In Hanoi alone, up to 32.4 percent of students were found with eye problems
The ratio of primary school students suffering nearsightedness has surged ten times over the past four decades, Lao Dong (Labor) newspaper reported.
About 2.8 million Vietnamese students are suffering from eye disorders, including near-sightedness, far-sightedness and astigmatism, according to the Central Eye Hospital in Hanoi.
A survey by the Ho Chi Minh City Eye Hospital revealed that there 38.8 percent of students have eye problems in the city’s 260 schools.
In Hanoi alone, up to 32.4 percent of students were found to have eye disorders according to a recent survey of the city’s Central Eye Hospital on 12 schools, four of which are for primary students.

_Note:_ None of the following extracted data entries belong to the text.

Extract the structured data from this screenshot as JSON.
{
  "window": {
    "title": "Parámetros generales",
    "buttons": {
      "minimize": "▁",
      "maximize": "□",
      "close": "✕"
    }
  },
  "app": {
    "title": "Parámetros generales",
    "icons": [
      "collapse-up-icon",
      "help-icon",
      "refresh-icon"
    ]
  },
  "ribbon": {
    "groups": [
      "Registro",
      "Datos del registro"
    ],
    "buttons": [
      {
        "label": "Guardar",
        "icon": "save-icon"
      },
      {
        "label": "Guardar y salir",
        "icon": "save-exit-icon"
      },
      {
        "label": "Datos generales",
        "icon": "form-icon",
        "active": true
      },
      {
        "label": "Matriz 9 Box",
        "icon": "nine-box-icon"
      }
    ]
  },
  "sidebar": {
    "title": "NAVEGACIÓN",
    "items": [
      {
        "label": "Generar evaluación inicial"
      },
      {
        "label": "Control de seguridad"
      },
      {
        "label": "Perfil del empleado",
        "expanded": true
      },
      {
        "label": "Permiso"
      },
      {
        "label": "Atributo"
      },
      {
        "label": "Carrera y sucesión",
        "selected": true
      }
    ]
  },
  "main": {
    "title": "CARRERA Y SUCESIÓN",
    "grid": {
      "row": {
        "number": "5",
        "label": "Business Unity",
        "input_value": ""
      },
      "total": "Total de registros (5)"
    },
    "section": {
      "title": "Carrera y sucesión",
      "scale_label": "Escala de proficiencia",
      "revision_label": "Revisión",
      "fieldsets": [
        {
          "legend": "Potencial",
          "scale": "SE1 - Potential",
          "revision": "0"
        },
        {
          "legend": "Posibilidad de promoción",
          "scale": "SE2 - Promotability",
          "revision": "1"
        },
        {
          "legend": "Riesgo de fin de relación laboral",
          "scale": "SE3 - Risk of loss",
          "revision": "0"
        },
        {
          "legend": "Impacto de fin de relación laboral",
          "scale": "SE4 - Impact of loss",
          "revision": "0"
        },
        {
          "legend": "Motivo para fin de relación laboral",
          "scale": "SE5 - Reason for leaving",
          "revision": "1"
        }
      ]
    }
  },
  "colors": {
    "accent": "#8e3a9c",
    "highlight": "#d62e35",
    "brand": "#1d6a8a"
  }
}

Some 30.19 percent of young students with eye problems are nearsighted.
The root of the problem lies in the fact that most schools do not have desks designed to suit the physical features of students.
First graders have to use the same desks as fourth and fifth grade students. Some 41.7 percent of the classrooms are not well-lit.
All classrooms are equipped with anti-dazzle blackboards but some already have had their protective layers peeled off; which poses threats to those sitting at the corners or the back rows of the rooms.
Nguyen Duc Minh of the Vietnam Institute of Educational Sciences said most students do not undergo routine eye checks.
More than 85 percent of asked teachers said they didn’t teach their students how to protect their eyes.
Some 60 to 80 percent of students in Hanoi, HCMC and central Danang with eye disorders do not realize the conditions that their eyes are in.
According to the institute, only 60 percent of the students with eye problems wear glasses but many of them have the wrong prescription.
Classrooms are also overcrowded at 55 to 60 students even though they were originally designed for 35 to 40 kids.
At some facilities, the distance between the blackboard and the students at the first row is just about one meter, making the children’s eyes more vulnerable to myopia.
Ngo Quoc Khang, director of the Vinh Khang Educational Equipment Joint Stock Company, said poor posture was also a contributing factor to nearsightedness in students.
A survey of the Hospital of Trauma and Orthopedics in Ho Chi Minh City revealed that half of the 4,000 surveyed students in HCMC were found to be suffering from crooked spinal columns or are prone to the disease.
About 22.2 percent of secondary school students in Vietnam have been found with crooked spinal columns, Tran Dac Phu, deputy head of the Department of Preventative Health and Environment under the Ministry of Health, announced at a meeting last month.
A national program to prevent diseases in local educational institutions is expected to be introduced next year.